A 35-year-old man visited us with a chief complaint of painful swelling of the finger.
A physical examination revealed a palpable mass, measuring approximately 2 cm×1 cm,
on the dorsoradial side of the base of the middle phalanx of the right index finger
([Fig. 1A]). Upon history taking, we found that the mass had formed 7 to 8 years before and
had since grown slowly. The mass had a firm, hard, discrete, and immobile consistency.
An X-ray revealed a translucent, osteolytic lesion at the base of the middle phalanx;
this lesion was eccentrically located to the cortex ([Fig. 1B]). The lesion was a mass with an ovoid shape and was parallel to the long axis of
the bone; it had a slightly marginal sclerotic border. Moreover, it exhibited expansile
growth to the adjacent soft tissue on the dorsoradial side. On the basis of these
findings, we made a 2-cm straight, longitudinal incision on the radial side of the
dorsum of the middle phalanx, thus confirming the presence of a bulging well-circumscribed
cartilaginous-appearing mass ([Fig. 2A]). We performed an extensive, aggressive curettage of the lesion. The resulting bony
defect was filled using iliac bone graft and screw fixation. In the resected specimen,
there was a yellowish-white lobulated mass of 2 cm×1 cm×1 cm in size ([Fig. 2B]). On histopathological examination the mass mainly had a myxomatous appearance and
was characterized by the lobular arrangement of stellate or spindle-shaped cells.
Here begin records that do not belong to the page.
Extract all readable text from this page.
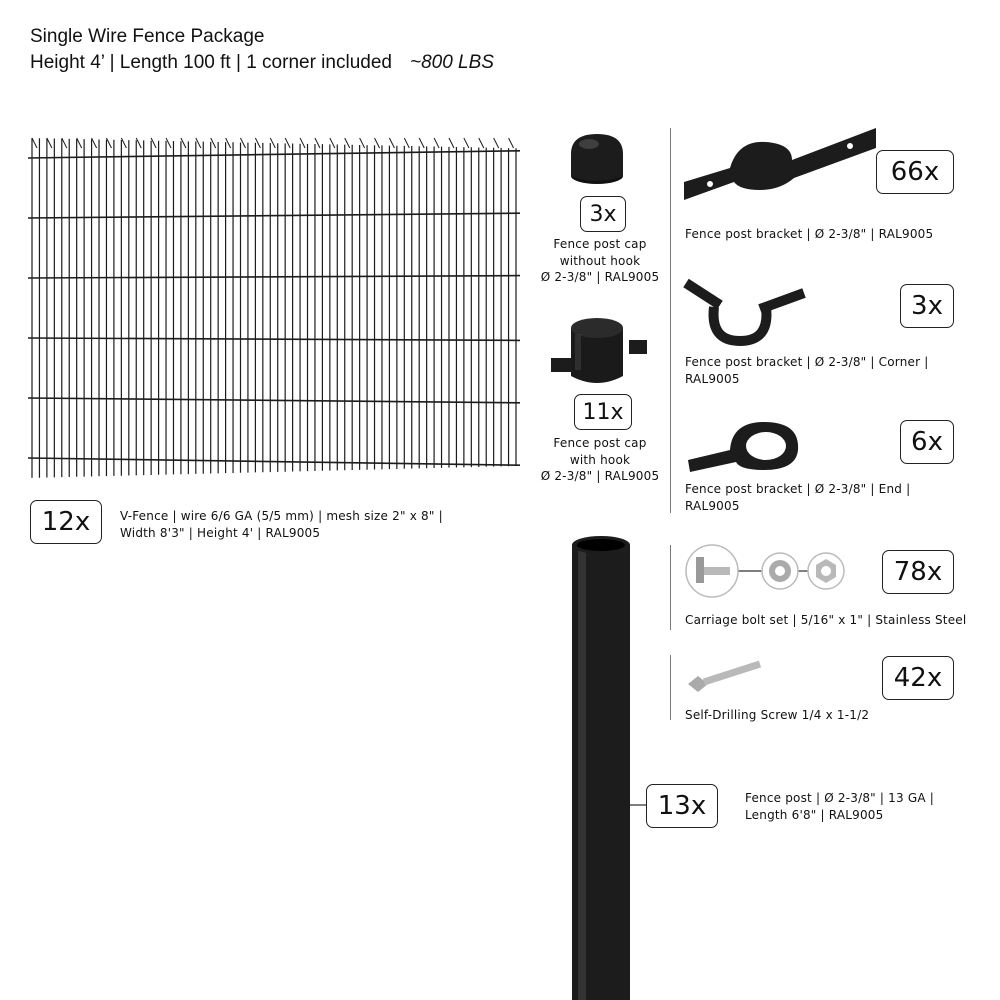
Single Wire Fence Package
Height 4’ | Length 100 ft | 1 corner included ~800 LBS
12x	V-Fence | wire 6/6 GA (5/5 mm) | mesh size 2" x 8" |
Width 8'3" | Height 4' | RAL9005
3x
Fence post cap
without hook
Ø 2-3/8" | RAL9005
11x
Fence post cap
with hook
Ø 2-3/8" | RAL9005
66x
Fence post bracket | Ø 2-3/8" | RAL9005
3x
Fence post bracket | Ø 2-3/8" | Corner |
RAL9005
6x
Fence post bracket | Ø 2-3/8" | End |
RAL9005
78x
Carriage bolt set | 5/16" x 1" | Stainless Steel
42x
Self-Drilling Screw 1/4 x 1-1/2
13x	Fence post | Ø 2-3/8" | 13 GA |
Length 6'8" | RAL9005
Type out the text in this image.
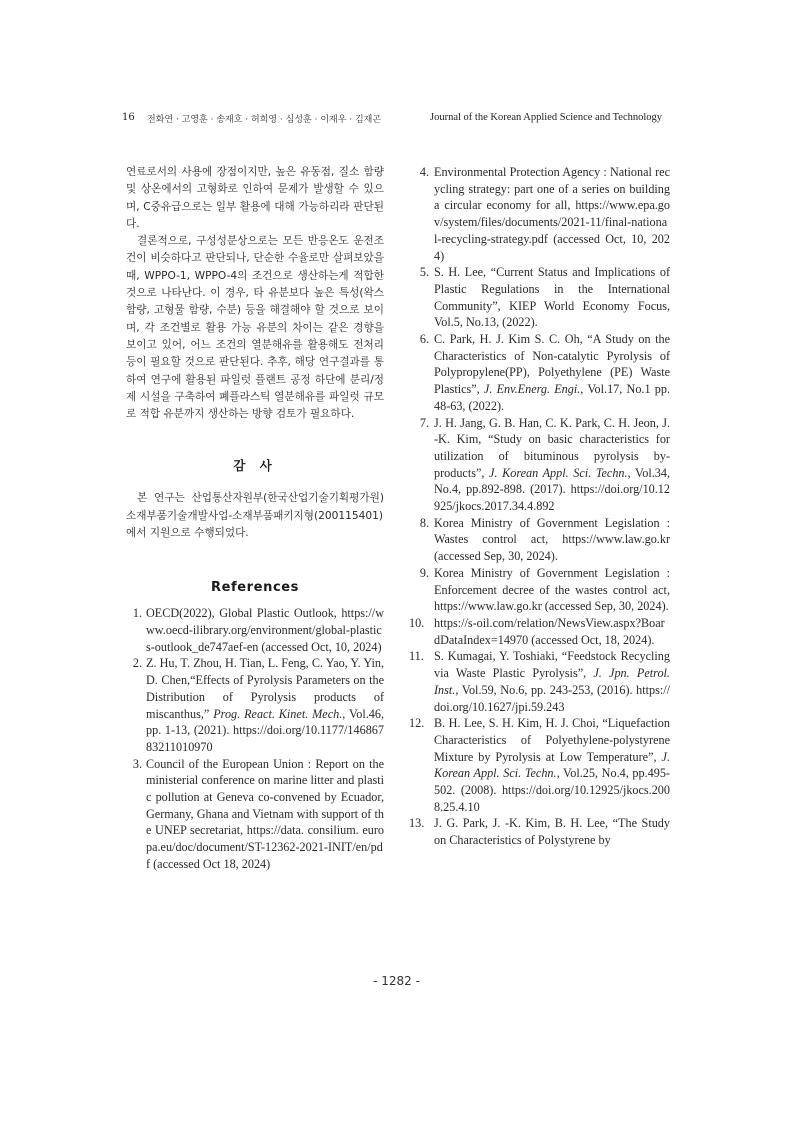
16 전화연 · 고영훈 · 송재호 · 허희영 · 심성훈 · 이재우 · 김재곤	Journal of the Korean Applied Science and Technology

연료로서의 사용에 장점이지만, 높은 유동점, 질소 함량 및 상온에서의 고형화로 인하여 문제가 발생할 수 있으며, C중유급으로는 일부 활용에 대해 가능하리라 판단된다.

결론적으로, 구성성분상으로는 모든 반응온도 운전조건이 비슷하다고 판단되나, 단순한 수율로만 살펴보았을 때, WPPO-1, WPPO-4의 조건으로 생산하는게 적합한 것으로 나타난다. 이 경우, 타 유분보다 높은 특성(왁스 함량, 고형물 함량, 수분) 등을 해결해야 할 것으로 보이며, 각 조건별로 활용 가능 유분의 차이는 같은 경향을 보이고 있어, 어느 조건의 열분해유를 활용해도 전처리 등이 필요할 것으로 판단된다. 추후, 해당 연구결과를 통하여 연구에 활용된 파일럿 플랜트 공정 하단에 분리/정제 시설을 구축하여 폐플라스틱 열분해유를 파일럿 규모로 적합 유분까지 생산하는 방향 검토가 필요하다.

감 사

본 연구는 산업통산자원부(한국산업기술기획평가원) 소재부품기술개발사업-소재부품패키지형(200115401)에서 지원으로 수행되었다.

References
1. OECD(2022), Global Plastic Outlook, https://www.oecd-ilibrary.org/environment/global-plastics-outlook_de747aef-en (accessed Oct, 10, 2024)
2. Z. Hu, T. Zhou, H. Tian, L. Feng, C. Yao, Y. Yin, D. Chen,“Effects of Pyrolysis Parameters on the Distribution of Pyrolysis products of miscanthus,” Prog. React. Kinet. Mech., Vol.46, pp. 1-13, (2021). https://doi.org/10.1177/14686783211010970
3. Council of the European Union : Report on the ministerial conference on marine litter and plastic pollution at Geneva co-convened by Ecuador, Germany, Ghana and Vietnam with support of the UNEP secretariat, https://data. consilium. europa.eu/doc/document/ST-12362-2021-INIT/en/pdf (accessed Oct 18, 2024)
4. Environmental Protection Agency : National recycling strategy: part one of a series on building a circular economy for all, https://www.epa.gov/system/files/documents/2021-11/final-national-recycling-strategy.pdf (accessed Oct, 10, 2024)
5. S. H. Lee, “Current Status and Implications of Plastic Regulations in the International Community”, KIEP World Economy Focus, Vol.5, No.13, (2022).
6. C. Park, H. J. Kim S. C. Oh, “A Study on the Characteristics of Non-catalytic Pyrolysis of Polypropylene(PP), Polyethylene (PE) Waste Plastics”, J. Env.Energ. Engi., Vol.17, No.1 pp. 48-63, (2022).
7. J. H. Jang, G. B. Han, C. K. Park, C. H. Jeon, J. -K. Kim, “Study on basic characteristics for utilization of bituminous pyrolysis by-products”, J. Korean Appl. Sci. Techn., Vol.34, No.4, pp.892-898. (2017). https://doi.org/10.12925/jkocs.2017.34.4.892
8. Korea Ministry of Government Legislation : Wastes control act, https://www.law.go.kr (accessed Sep, 30, 2024).
9. Korea Ministry of Government Legislation : Enforcement decree of the wastes control act, https://www.law.go.kr (accessed Sep, 30, 2024).
10. https://s-oil.com/relation/NewsView.aspx?BoardDataIndex=14970 (accessed Oct, 18, 2024).
11. S. Kumagai, Y. Toshiaki, “Feedstock Recycling via Waste Plastic Pyrolysis”, J. Jpn. Petrol. Inst., Vol.59, No.6, pp. 243-253, (2016). https://doi.org/10.1627/jpi.59.243
12. B. H. Lee, S. H. Kim, H. J. Choi, “Liquefaction Characteristics of Polyethylene-polystyrene Mixture by Pyrolysis at Low Temperature”, J. Korean Appl. Sci. Techn., Vol.25, No.4, pp.495-502. (2008). https://doi.org/10.12925/jkocs.2008.25.4.10
13. J. G. Park, J. -K. Kim, B. H. Lee, “The Study on Characteristics of Polystyrene by
- 1282 -
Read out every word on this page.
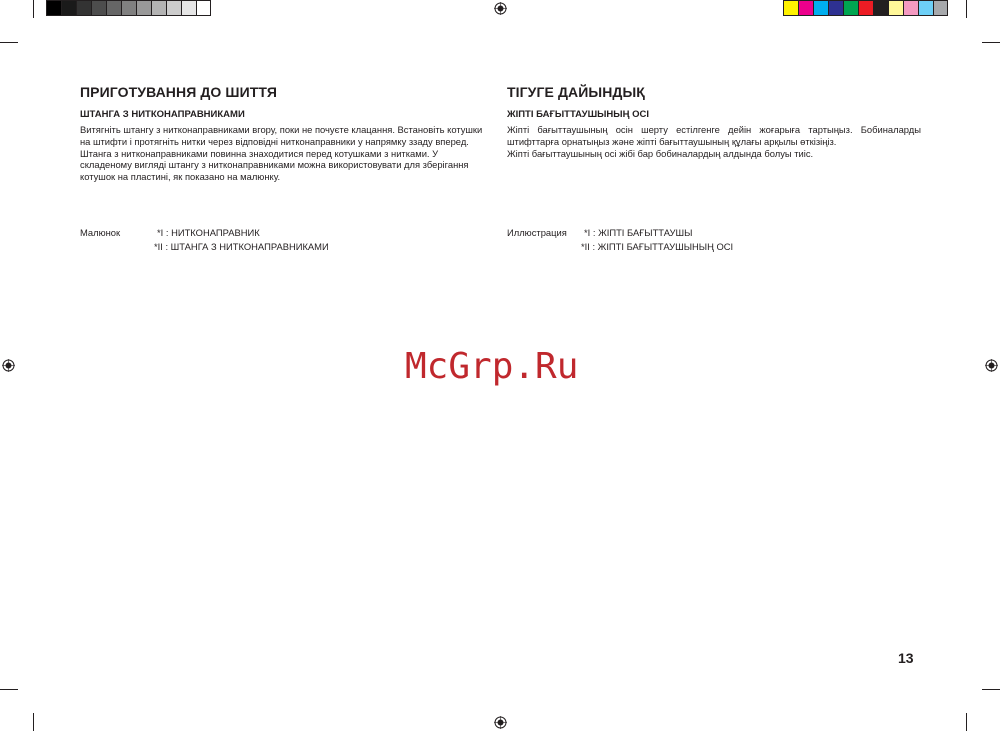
ПРИГОТУВАННЯ ДО ШИТТЯ
ШТАНГА З НИТКОНАПРАВНИКАМИ

Витягніть штангу з нитконаправниками вгору, поки не почуєте клацання. Встановіть котушки
на штифти і протягніть нитки через відповідні нитконаправники у напрямку ззаду вперед.
Штанга з нитконаправниками повинна знаходитися перед котушками з нитками. У
складеному вигляді штангу з нитконаправниками можна використовувати для зберігання
котушок на пластині, як показано на малюнку.

Малюнок	*I : НИТКОНАПРАВНИК
*II : ШТАНГА З НИТКОНАПРАВНИКАМИ
ТІГУГЕ ДАЙЫНДЫҚ
ЖІПТІ БАҒЫТТАУШЫНЫҢ ОСІ

Жіпті бағыттаушының осін шерту естілгенге дейін жоғарыға тартыңыз. Бобиналарды
штифттарға орнатыңыз және жіпті бағыттаушының құлағы арқылы өткізіңіз.
Жіпті бағыттаушының осі жібі бар бобиналардың алдында болуы тиіс.

Иллюстрация *I : ЖІПТІ БАҒЫТТАУШЫ
*II : ЖІПТІ БАҒЫТТАУШЫНЫҢ ОСІ
McGrp.Ru
13
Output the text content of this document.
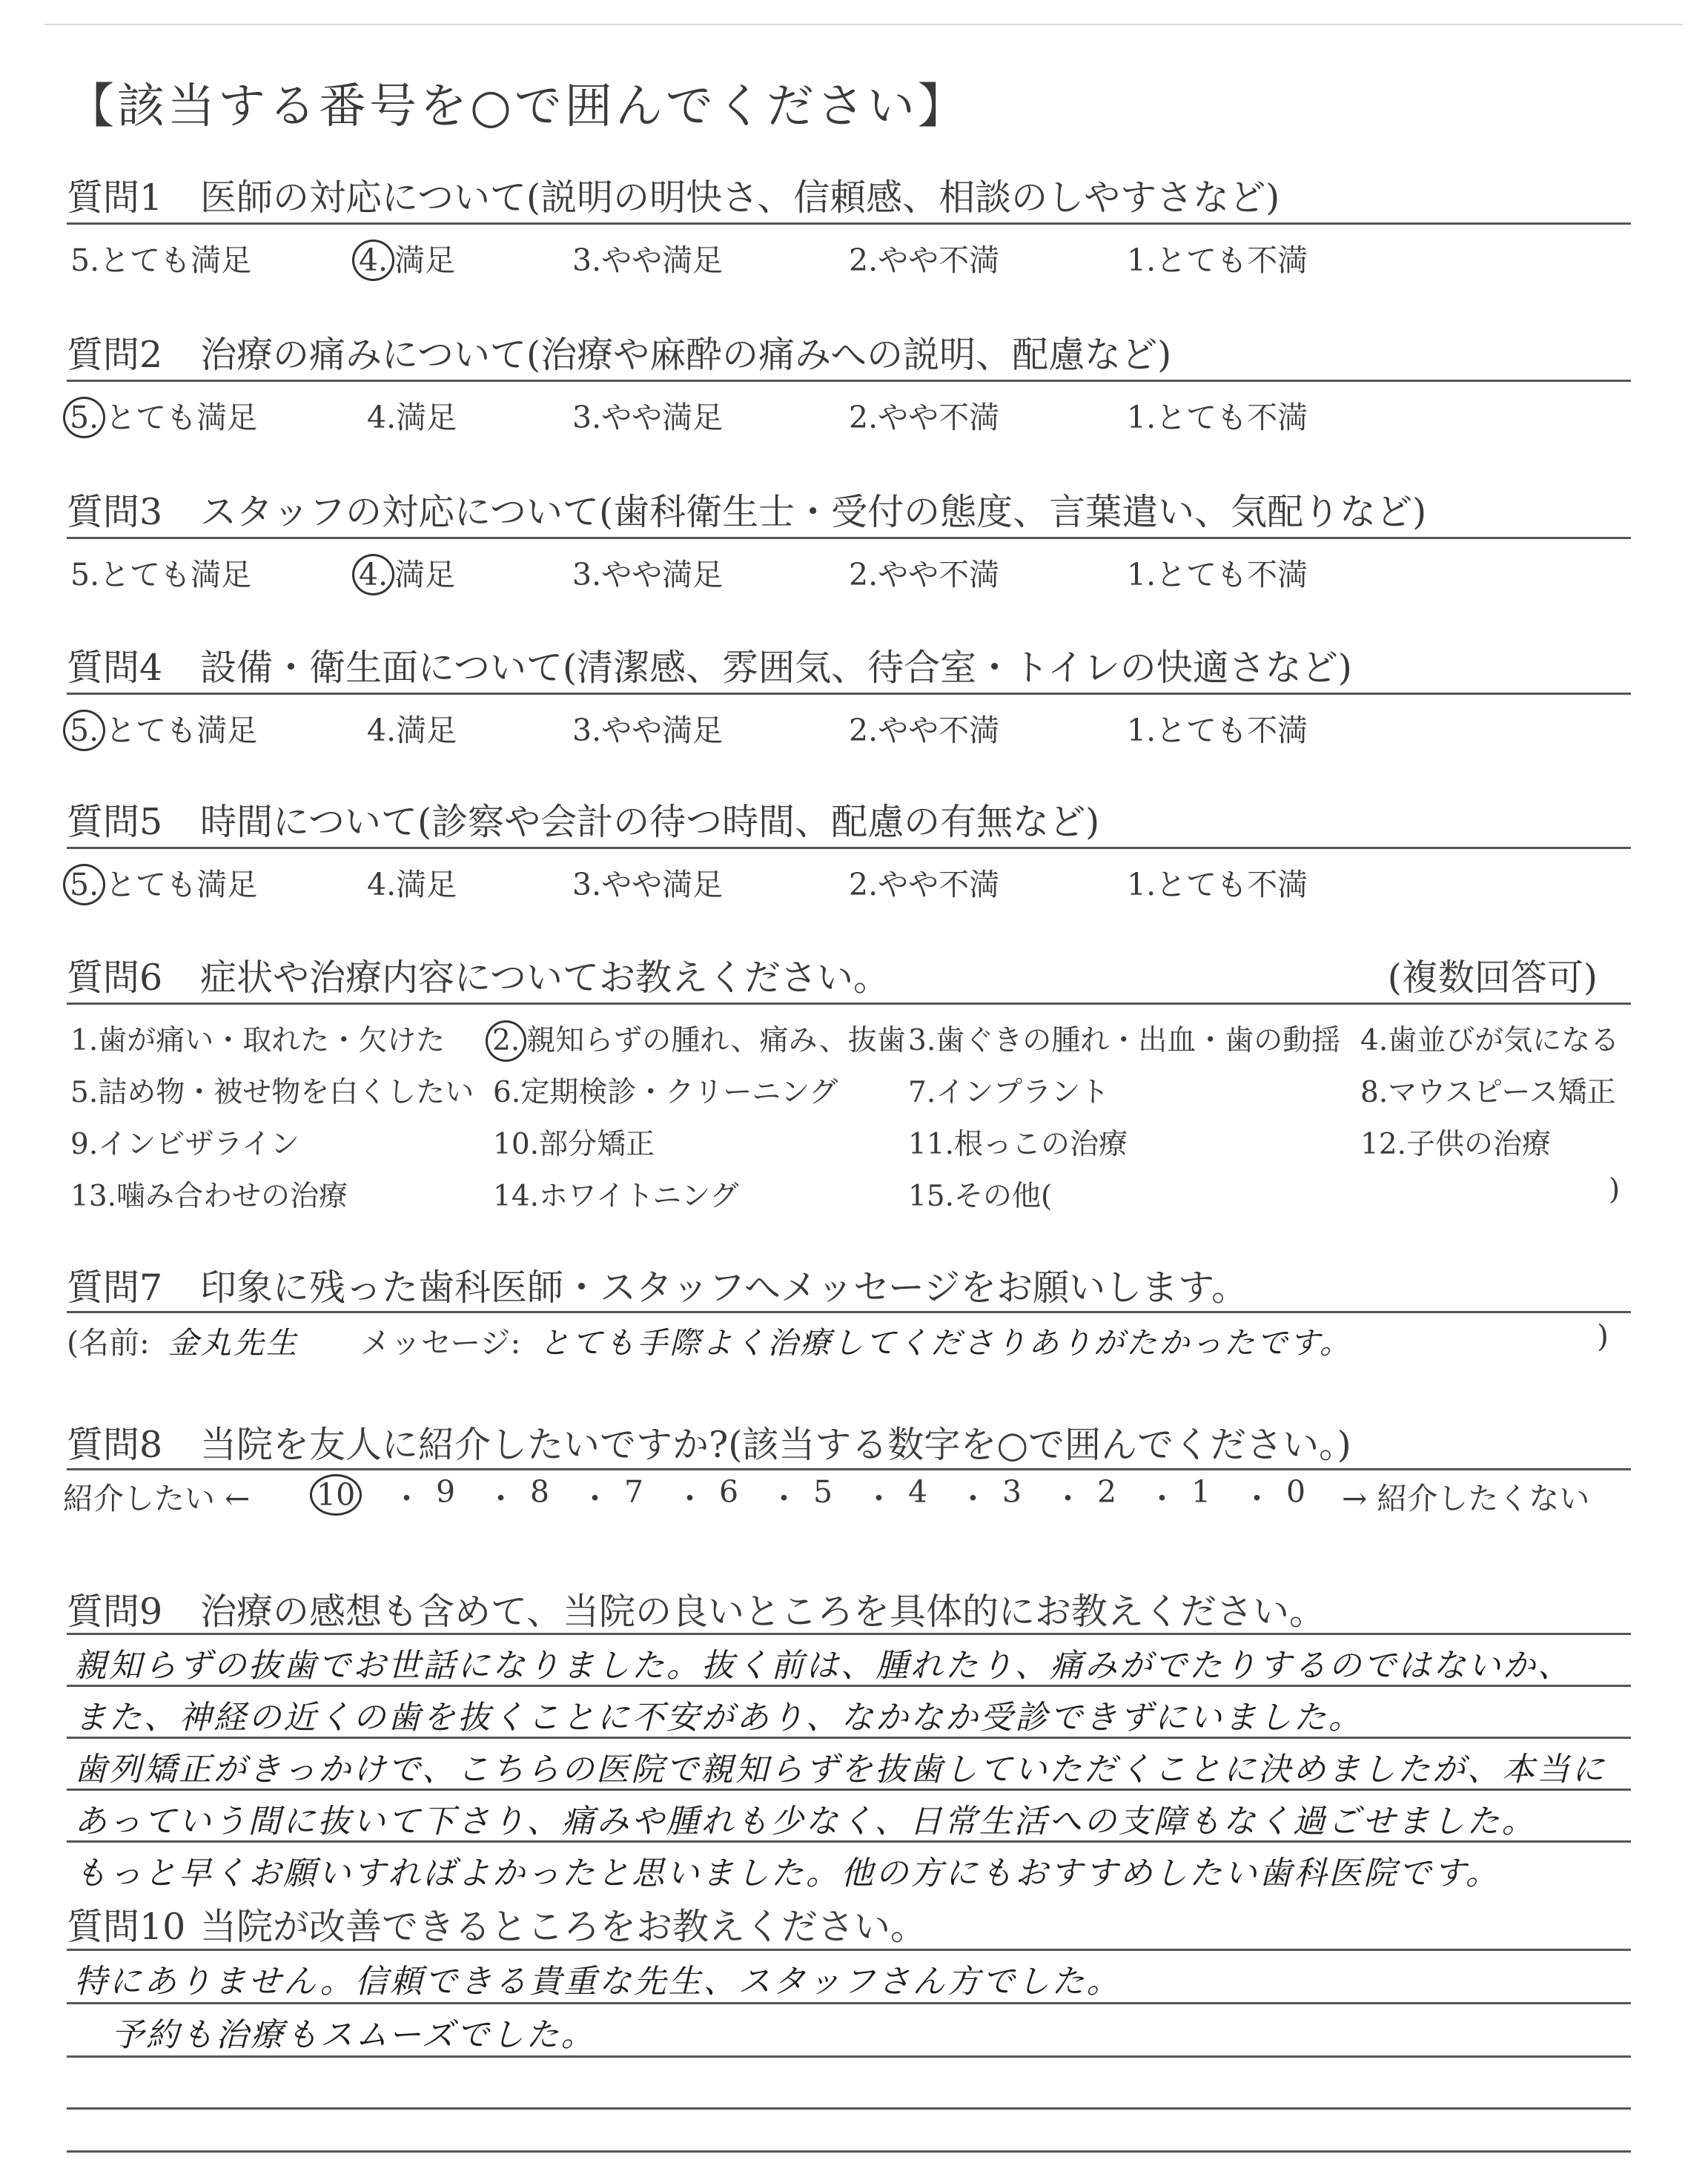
【該当する番号を○で囲んでください】
質問1 医師の対応について(説明の明快さ、信頼感、相談のしやすさなど)
5.とても満足	4. 満足	3.やや満足	2.やや不満	1.とても不満
質問2 治療の痛みについて(治療や麻酔の痛みへの説明、配慮など)
5. とても満足	4.満足	3.やや満足	2.やや不満	1.とても不満
質問3 スタッフの対応について(歯科衛生士・受付の態度、言葉遣い、気配りなど)
5.とても満足	4. 満足	3.やや満足	2.やや不満	1.とても不満
質問4 設備・衛生面について(清潔感、雰囲気、待合室・トイレの快適さなど)
5. とても満足	4.満足	3.やや満足	2.やや不満	1.とても不満
質問5 時間について(診察や会計の待つ時間、配慮の有無など)
5. とても満足	4.満足	3.やや満足	2.やや不満	1.とても不満
質問6 症状や治療内容についてお教えください。	(複数回答可)
1.歯が痛い・取れた・欠けた 2. 親知らずの腫れ、痛み、抜歯 3.歯ぐきの腫れ・出血・歯の動揺 4.歯並びが気になる
5.詰め物・被せ物を白くしたい 6.定期検診・クリーニング 7.インプラント	8.マウスピース矯正
9.インビザライン	10.部分矯正	11.根っこの治療	12.子供の治療
13.噛み合わせの治療	14.ホワイトニング	15.その他(	)
質問7 印象に残った歯科医師・スタッフへメッセージをお願いします。
(名前: 金丸先生 メッセージ: とても手際よく治療してくださりありがたかったです。	)
質問8 当院を友人に紹介したいですか?(該当する数字を○で囲んでください。)
紹介したい ← 10 ・ 9 ・ 8 ・ 7 ・ 6 ・ 5 ・ 4 ・ 3 ・ 2 ・ 1 ・ 0 → 紹介したくない
質問9 治療の感想も含めて、当院の良いところを具体的にお教えください。
親知らずの抜歯でお世話になりました。抜く前は、腫れたり、痛みがでたりするのではないか、
また、神経の近くの歯を抜くことに不安があり、なかなか受診できずにいました。
歯列矯正がきっかけで、こちらの医院で親知らずを抜歯していただくことに決めましたが、本当に
あっていう間に抜いて下さり、痛みや腫れも少なく、日常生活への支障もなく過ごせました。
もっと早くお願いすればよかったと思いました。他の方にもおすすめしたい歯科医院です。
質問10 当院が改善できるところをお教えください。
特にありません。信頼できる貴重な先生、スタッフさん方でした。
予約も治療もスムーズでした。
The lobule was well circumscribed by fine fibrous septa and was composed of the central
hypocellular area and the peripheral hypercellular area ([Fig. 3]). On the basis of these findings, we established a diagnosis of chondromyxoid fibroma
(CMF). In the 15-month postoperative follow-up, the patient underwent an uneventful
course without recurrent or metastatic episodes.
Fig. 1
Preoperative findings. (A) Clinical photograph of the right index finger with a visible
mass protruding from the dorsoradial side of the middle phalanx. (B) Preoperative
anteroposterior X-ray film of the right index finger reveals radiolucent tumor in
the metaphyseal-diaphyseal area of the middle phalanx.
Fig. 2
Intraoperative findings. (A) Incision planning with exposure of the mass. (B) Resected
specimen (2 cm×1 cm×1 cm).
Fig. 3
Histopathology and immunohistochemistry findings. The tumor shows alternating hypocellular
and hypercellular areas. The hypocellular areas form lobules composed of loosely arranged
cells in the gray-blue chondromyxoid matrix and surrounded by hypercellular spindle
cells (H&E, ×40).
CMF was first described by Jaffe and Lichtenstein in 1948, and it is a rare, slowly
growing benign bone tumor of cartilaginous origin. It accounts for less than 1% of
all the primary bone tumors and less than 2% of benign bone tumors. Approximately
80% of the total cases occur in individuals aged 36 years or younger. There is no
gender-related difference. To date, no definite etiologies have been documented. It
is known that approximately 75% of the total cases of CMF affect the bones of the
lower extremities. In particular, it occurs most frequently in the tibia and femur
around the knee joint. Thus far, its incidence in the hand has been described to be
very rare. Most cases of CMF typically originate from the metaphysis and may then
extend to the epiphysis and diaphysis. The most common clinical manifestations of
CMF include swelling and pain at the sites of primary tumor growth, but there are
also some asymptomatic cases. Plain radiography shows that CMF has a round-to-oval
medullary lesion with a well-defined margin and is parallel to the long axis of the
bone. The tumor with a thin scalloped, sclerotic border has an eccentric location
in the metaphysis and a translucent, osteolytic, bubbly appearance. Furthermore, it
shows a slightly expansile growth to the adjacent soft tissue. For establishing the
diagnosis of chondromyxoid fibroma, histopathological examinations are essential.
In a nutshell, CMF is a firm, white, lobulated, well-circumscribed solid tumor mass
that is sharply demarcated from the adjacent bone marrow. Light microscopy revealed
that CMF is composed of three zones: myxomatous, fibrous, and chondroid zones. Histopathologically,
it is characterized by the multilobular arrangement of stellate or spindle-shaped
cells in an abundant myxoid background or chondroid intracellular material. These
lobules are composed of the central hypocellular area and the peripheral hypercellular
area. Surgical excision is the first-line choice for chondromyxoid fibroma, for which
only simple curettage is performed or a bone graft is used for filling the cavitary
defect following curettage. Although variable depending on the reports, the recurrence
is estimated at approximately 25%. Postoperatively, regular follow-up including radiography
is necessary. A good prognosis of CMF has been documented. In addition, it has been
reported that CMF shows no distant metastasis [1],[2],[3],[4],[5].